One of the most talked about films this year, the Oscar-nominated gay love story Call Me By Your Name, will premier at art house cinema Bíó Paradís in Reykjavík, tonight, Friday January 26th.
Hrönn Sveinsdóttir, managing director of Bíó Paradís, is positively gushing about the film, which she says is one of the most beautiful films she has seen.
“Call Me By Your Name is a love story, a coming of age story, a coming out story and a period film rolled into one,” says Hrönn. “It’s been getting a lot of critical acclaim and now it has been nominated for an Oscar as best film. The rumour mill says it has no chance of winning because Moonlight, a gay film, won last year. But Call Me By Your Name is not specifically a gay film. It’s much more than that.”
The storyline of Call Me By Your Name runs as follows: In Northern Italy in 1983, seventeen year-old Elio begins a relationship with visiting Oliver, his father’s research assistant, with whom he bonds over his emerging sexuality, their Jewish heritage, and the beguiling Italian landscape.

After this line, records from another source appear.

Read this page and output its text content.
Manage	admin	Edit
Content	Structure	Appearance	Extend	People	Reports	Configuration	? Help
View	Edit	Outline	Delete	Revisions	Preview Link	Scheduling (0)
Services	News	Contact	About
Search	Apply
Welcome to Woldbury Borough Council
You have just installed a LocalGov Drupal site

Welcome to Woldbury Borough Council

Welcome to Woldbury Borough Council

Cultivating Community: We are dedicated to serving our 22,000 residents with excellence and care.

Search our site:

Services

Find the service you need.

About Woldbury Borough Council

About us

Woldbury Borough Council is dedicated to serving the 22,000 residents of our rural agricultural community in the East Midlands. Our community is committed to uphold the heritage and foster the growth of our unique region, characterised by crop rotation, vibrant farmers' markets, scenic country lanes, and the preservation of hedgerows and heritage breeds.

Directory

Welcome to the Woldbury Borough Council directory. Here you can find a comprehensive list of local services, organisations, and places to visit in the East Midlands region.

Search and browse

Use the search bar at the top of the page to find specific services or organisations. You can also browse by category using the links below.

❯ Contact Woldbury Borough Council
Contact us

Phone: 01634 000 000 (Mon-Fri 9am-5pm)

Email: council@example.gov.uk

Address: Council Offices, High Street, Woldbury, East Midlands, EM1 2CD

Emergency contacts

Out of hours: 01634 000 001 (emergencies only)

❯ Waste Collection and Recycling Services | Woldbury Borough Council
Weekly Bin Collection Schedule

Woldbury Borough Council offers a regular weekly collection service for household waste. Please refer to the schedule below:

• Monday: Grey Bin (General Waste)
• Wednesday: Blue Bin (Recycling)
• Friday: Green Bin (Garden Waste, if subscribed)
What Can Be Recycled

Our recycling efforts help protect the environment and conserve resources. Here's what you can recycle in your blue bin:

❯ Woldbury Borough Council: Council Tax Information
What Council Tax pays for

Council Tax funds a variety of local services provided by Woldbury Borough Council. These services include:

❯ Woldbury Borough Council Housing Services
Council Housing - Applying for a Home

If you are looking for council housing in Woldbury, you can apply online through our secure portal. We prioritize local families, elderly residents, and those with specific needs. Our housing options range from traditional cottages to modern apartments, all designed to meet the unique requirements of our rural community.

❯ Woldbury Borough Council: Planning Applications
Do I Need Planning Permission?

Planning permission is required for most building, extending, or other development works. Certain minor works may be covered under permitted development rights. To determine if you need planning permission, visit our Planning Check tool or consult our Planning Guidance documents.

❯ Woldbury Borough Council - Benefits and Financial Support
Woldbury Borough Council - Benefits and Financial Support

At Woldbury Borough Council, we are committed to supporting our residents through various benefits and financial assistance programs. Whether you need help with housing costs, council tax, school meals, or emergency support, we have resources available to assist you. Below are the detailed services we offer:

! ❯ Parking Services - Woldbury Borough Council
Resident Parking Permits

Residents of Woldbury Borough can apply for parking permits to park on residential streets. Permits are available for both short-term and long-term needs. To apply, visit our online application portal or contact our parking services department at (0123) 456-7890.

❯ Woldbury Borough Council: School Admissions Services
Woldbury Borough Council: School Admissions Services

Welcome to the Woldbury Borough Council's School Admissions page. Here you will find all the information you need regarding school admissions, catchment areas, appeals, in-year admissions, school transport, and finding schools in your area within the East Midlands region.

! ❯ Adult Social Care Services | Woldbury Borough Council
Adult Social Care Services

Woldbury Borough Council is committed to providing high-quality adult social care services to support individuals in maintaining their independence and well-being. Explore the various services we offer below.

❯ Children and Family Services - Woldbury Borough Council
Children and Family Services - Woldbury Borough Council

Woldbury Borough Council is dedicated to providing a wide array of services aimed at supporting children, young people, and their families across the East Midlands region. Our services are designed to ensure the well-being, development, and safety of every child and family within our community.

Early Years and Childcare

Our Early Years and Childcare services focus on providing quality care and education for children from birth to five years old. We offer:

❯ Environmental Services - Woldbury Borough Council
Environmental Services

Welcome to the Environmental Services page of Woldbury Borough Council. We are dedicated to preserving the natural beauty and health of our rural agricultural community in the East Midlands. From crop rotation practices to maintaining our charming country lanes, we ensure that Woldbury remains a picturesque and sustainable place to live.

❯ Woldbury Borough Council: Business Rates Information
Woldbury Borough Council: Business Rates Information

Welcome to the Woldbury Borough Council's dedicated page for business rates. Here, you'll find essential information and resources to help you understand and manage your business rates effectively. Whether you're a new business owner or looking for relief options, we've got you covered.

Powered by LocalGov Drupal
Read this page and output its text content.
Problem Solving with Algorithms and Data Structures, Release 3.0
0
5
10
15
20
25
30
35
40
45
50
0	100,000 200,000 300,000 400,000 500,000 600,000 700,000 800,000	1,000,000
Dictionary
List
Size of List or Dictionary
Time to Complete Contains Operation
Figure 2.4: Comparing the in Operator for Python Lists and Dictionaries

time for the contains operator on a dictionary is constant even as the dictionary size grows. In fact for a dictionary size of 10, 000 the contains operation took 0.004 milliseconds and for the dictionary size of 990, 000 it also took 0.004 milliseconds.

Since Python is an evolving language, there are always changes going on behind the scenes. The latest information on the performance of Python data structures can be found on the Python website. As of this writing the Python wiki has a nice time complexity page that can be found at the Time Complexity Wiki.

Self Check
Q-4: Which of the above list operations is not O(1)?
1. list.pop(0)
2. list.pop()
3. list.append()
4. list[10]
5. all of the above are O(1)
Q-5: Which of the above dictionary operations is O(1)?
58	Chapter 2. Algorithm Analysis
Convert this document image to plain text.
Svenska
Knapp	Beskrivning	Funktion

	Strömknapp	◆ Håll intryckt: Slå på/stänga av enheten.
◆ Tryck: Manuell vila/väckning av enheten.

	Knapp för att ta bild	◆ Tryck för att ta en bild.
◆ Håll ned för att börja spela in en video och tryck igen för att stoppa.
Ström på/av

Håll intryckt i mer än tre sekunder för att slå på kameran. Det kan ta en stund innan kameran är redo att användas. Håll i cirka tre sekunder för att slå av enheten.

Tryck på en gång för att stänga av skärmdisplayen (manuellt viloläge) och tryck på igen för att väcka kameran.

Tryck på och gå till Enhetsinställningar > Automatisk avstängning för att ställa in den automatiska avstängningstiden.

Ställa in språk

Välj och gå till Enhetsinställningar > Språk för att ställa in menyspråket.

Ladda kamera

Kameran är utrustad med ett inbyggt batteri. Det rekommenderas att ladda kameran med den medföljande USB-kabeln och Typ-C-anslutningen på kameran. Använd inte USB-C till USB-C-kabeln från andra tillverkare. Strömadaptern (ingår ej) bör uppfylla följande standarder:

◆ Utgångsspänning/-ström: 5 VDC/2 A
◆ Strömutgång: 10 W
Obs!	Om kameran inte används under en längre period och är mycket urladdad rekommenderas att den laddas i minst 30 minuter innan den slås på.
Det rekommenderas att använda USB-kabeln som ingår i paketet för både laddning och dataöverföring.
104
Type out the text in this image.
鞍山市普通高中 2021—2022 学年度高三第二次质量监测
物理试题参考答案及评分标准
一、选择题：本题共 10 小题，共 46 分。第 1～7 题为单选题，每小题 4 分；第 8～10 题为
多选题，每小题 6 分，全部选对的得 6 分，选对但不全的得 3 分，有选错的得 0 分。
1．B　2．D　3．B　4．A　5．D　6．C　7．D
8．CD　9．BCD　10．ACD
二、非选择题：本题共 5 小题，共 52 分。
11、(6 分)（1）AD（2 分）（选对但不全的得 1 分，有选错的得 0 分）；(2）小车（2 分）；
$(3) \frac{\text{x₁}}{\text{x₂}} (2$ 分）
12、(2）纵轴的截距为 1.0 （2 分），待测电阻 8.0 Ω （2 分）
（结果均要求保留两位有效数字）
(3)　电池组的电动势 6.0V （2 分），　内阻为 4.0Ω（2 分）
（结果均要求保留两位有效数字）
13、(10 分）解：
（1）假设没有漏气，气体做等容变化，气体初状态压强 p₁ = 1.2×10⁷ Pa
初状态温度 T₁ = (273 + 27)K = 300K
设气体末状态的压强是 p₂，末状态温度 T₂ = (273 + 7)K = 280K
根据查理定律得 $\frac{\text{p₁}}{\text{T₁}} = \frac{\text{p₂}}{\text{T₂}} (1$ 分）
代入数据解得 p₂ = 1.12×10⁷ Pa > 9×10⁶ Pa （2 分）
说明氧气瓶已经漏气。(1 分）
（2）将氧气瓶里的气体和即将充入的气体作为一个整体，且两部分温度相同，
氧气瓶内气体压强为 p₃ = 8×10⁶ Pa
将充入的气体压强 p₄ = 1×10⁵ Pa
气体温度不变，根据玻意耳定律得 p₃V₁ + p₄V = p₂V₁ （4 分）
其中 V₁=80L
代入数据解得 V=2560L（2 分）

“… just about everything about this film is outstanding. It’s definitely one of the best films from 2017. No doubt about that.”
The film is based on a novel by André Aciman, James Ivory wrote the screenplay, the director is Luca Guadagnino, and the head of cinematography is Sayombhu Mukdeeprom. The lead actors, Armie Hammer and Timothée Chalamet have both been getting rave reviews for their performances and were both nominated for Golden Globes. Timothée Chalamet has also been nominated as Best actor at the Oscars and the film has received several Oscar nominations. Oh, and not to forget the musical score is by Sufjan Stevens, including a few new songs, which Hrönn says are incredible.
“Everything about this film is just so beautiful,” she gushes. “The cinematography is outstanding, it’s like a series of really really beautiful vintage postcards from Italy. The music is great and the story, and the acting, and just about everything about this film is outstanding. It’s definitely one of the best films from 2017. No doubt about that.”
Call Me By Your Name has been criticised by some for not having a political queer agenda but Hrönn is adamant that it’s a good thing to tell a gay love story without any gloom or sorrow.
“Absolutely,” she says. “It’s just a regular love story and the main characters being of the same-sex is not that big an issue. I find it refreshing. Isn’t it about time to treat queer love the same way as any other love? It is more mainstream than most other films with a queer theme and I think it has helped it get to a much broader audience, which is a good thing as this is surely a film that everyone should see.”
Bíó Paradís has been doing a splendid job of showing queer themed films in the last years. Is that one of the cinema’s agendas?
“We are dedicated to showing good films that would not otherwise be shown in Iceland,” says Hrönn. “It’s not our agenda, per se, to screen queer themed films. But if they are good and meet our standards then we are very pleased to be able to show them to Icelandic audience who would not be able to see them elsewhere. As with every other film we screen the quality of the film is highest on our list and I can safely say that Call Me By Your Name meets all our qualifications. I would really urge people not to miss this gem.”